Besides the NCR, Punjab and Mumbai markets are other key markets for the company.
In the run up to the small car launch, Ford plans to spend the next year further strengthening its existing network of 132 dealerships. The company believes it is well represented in urban markets but needs to add more dealerships in so-called tier II and tier III cities that are likely to see demand for its small car.
Ford has also, for the first time, sought to play down its image of a company selling cars that are expensive to maintain. Last month, at the launch of a diesel version of the Ikon, Ford went an extra step to emphasize not only its competitive purchase price but also its low maintenance cost when compared with other cars in the same range.
Small car buyers are not going to be as forgiving of expensive maintenance costs and so getting this message across is one of the most important challenges Boneham faces. Ford dealerships now have direct maintenance costs comparisons for Ford cars and its competitors’ models.
Ford India has received at least 2,000 orders for the diesel Ikon and plans to make deliveries by the end of January.

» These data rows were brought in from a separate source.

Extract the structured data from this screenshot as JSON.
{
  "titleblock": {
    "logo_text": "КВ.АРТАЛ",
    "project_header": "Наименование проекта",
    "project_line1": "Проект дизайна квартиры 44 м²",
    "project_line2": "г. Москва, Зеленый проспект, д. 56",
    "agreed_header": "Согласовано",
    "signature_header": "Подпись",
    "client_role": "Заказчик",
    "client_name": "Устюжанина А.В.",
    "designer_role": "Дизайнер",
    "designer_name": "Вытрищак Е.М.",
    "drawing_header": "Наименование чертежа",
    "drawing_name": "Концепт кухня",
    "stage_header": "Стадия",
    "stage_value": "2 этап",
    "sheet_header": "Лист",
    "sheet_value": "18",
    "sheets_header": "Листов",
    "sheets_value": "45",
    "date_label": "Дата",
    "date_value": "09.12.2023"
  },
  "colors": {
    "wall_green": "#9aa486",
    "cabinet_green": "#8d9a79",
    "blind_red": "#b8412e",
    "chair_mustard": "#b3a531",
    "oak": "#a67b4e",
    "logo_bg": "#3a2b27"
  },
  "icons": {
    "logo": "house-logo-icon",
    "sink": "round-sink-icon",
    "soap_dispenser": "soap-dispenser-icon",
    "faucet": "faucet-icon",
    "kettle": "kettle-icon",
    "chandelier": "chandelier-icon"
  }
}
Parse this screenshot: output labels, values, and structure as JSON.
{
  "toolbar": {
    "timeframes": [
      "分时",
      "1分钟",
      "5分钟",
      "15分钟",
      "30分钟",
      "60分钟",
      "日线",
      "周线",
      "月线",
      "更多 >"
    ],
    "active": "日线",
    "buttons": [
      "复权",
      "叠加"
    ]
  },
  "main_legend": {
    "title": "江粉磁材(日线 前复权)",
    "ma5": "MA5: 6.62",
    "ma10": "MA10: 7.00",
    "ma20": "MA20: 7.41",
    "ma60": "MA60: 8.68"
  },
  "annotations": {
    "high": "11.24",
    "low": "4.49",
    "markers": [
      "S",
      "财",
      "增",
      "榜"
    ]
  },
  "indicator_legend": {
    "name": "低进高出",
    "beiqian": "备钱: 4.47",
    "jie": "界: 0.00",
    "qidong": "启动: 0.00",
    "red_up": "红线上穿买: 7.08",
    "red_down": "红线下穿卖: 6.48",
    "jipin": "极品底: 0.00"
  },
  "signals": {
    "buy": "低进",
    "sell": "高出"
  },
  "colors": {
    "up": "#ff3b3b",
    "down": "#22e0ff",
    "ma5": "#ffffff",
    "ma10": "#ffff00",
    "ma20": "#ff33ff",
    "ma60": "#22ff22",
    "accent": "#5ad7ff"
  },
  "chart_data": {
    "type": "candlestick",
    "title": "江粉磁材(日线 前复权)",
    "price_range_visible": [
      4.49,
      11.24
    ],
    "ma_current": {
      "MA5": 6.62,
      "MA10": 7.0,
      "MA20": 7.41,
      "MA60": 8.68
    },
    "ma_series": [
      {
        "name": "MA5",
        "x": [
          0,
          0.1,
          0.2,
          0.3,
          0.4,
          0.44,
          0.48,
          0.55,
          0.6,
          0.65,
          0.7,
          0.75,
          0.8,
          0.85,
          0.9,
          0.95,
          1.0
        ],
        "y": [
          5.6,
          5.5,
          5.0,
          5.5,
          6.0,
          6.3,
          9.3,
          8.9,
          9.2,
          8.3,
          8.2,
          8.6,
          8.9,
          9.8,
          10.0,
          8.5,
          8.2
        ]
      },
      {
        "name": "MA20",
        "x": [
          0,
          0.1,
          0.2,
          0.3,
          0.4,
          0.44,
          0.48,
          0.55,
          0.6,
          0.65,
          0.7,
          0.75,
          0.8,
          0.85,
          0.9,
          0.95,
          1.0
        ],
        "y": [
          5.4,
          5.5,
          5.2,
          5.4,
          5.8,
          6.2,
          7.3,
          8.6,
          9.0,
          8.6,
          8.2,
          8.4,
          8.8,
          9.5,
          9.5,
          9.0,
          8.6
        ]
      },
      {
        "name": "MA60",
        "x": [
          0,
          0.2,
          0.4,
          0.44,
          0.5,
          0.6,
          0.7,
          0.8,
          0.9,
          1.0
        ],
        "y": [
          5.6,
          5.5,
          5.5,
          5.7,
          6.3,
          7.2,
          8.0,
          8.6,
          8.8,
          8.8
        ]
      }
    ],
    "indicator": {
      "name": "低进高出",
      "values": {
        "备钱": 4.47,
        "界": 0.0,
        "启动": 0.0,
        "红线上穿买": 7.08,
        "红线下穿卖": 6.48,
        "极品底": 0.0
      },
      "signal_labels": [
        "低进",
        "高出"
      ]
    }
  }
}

Some customers such as Ritesh Malhotra, who bought his first Ford car in 2004, seem converted. He had heard about high maintenance costs for Ford cars but his experience has proved that the car is reasonably cheap to maintain. “Servicing costs have never exceeded Rs2,500-3,000,” says the vice-president at Indiabulls Group, a financial services firm. His only concern: mileage. He now plans to sell his car and says he may stick with Ford and buy the Fiesta.
For now, though, convincing new customers to take that initial leap of faith is a significant challenge Ford India faces. That could be critical, as much as its parent’s future, to the car maker’ success here.